People who apply for health insurance through the U.S. government starting in October face a lot less red tape than anticipated.
The Obama administration cut the length of the 21-page application by as many as 18 pages to simplify the process for those looking to gain health coverage from the Affordable Care Act. The applications, posted online today by the government, are three pages for individuals and seven pages for families.
The administration is struggling to meet the Oct. 1 deadline for opening health insurance exchanges in all 50 states as some governors decline to cooperate and Republicans in Congress withhold funding.
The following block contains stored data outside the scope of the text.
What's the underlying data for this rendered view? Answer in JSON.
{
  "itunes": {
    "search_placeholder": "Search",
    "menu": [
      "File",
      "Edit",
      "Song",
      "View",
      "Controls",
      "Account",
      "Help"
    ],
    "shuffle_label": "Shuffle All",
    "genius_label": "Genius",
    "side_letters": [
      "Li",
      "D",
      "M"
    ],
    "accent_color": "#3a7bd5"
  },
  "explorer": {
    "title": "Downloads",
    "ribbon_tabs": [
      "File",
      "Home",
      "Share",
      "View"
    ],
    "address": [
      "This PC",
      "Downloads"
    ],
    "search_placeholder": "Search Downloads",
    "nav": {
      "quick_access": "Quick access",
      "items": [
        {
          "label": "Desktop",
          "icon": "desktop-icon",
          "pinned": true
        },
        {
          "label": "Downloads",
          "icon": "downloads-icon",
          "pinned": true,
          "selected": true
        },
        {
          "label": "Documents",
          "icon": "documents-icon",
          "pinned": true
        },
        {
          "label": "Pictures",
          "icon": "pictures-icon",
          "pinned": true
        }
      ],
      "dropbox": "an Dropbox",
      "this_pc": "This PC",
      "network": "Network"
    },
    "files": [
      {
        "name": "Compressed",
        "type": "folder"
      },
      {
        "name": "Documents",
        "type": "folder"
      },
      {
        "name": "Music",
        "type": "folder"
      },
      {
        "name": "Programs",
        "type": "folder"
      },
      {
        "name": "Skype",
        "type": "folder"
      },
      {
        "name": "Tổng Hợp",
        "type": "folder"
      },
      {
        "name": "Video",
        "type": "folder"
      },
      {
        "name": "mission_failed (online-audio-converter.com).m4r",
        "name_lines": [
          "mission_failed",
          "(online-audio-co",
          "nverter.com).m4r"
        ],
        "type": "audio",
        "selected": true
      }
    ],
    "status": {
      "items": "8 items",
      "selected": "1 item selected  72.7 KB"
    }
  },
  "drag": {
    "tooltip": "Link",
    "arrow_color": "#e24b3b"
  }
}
Drafts of the applications drew criticism from consumer advocacy groups such as Families USA that said the length would discourage people from signing up and become another setback for the law.
“We were concerned that it was long and cumbersome,” said Ron Pollack, executive director of Families USA, which supports the health law. “It’s very important that the application and enrollment process is consumer-friendly so that as many people get enrolled as possible.”
The new forms ask people to provide basic personal information, including sources of income and dependents. An optional appendix lets people designate an agent such as an insurance broker to submit the application.
“The shorter, just-the-facts applications will help empower consumers to make the health-care decisions that are right for them, their families and their budget,” Anne Filipic, the president of Enroll America, a nonprofit group trying to educate consumers on the health law, said in a statement.
The health law is projected by the Congressional Budget Office to expand insurance coverage to about 27 million Americans who don’t get it through their jobs starting Jan. 1. Open enrollment for 2014 plans begins in October.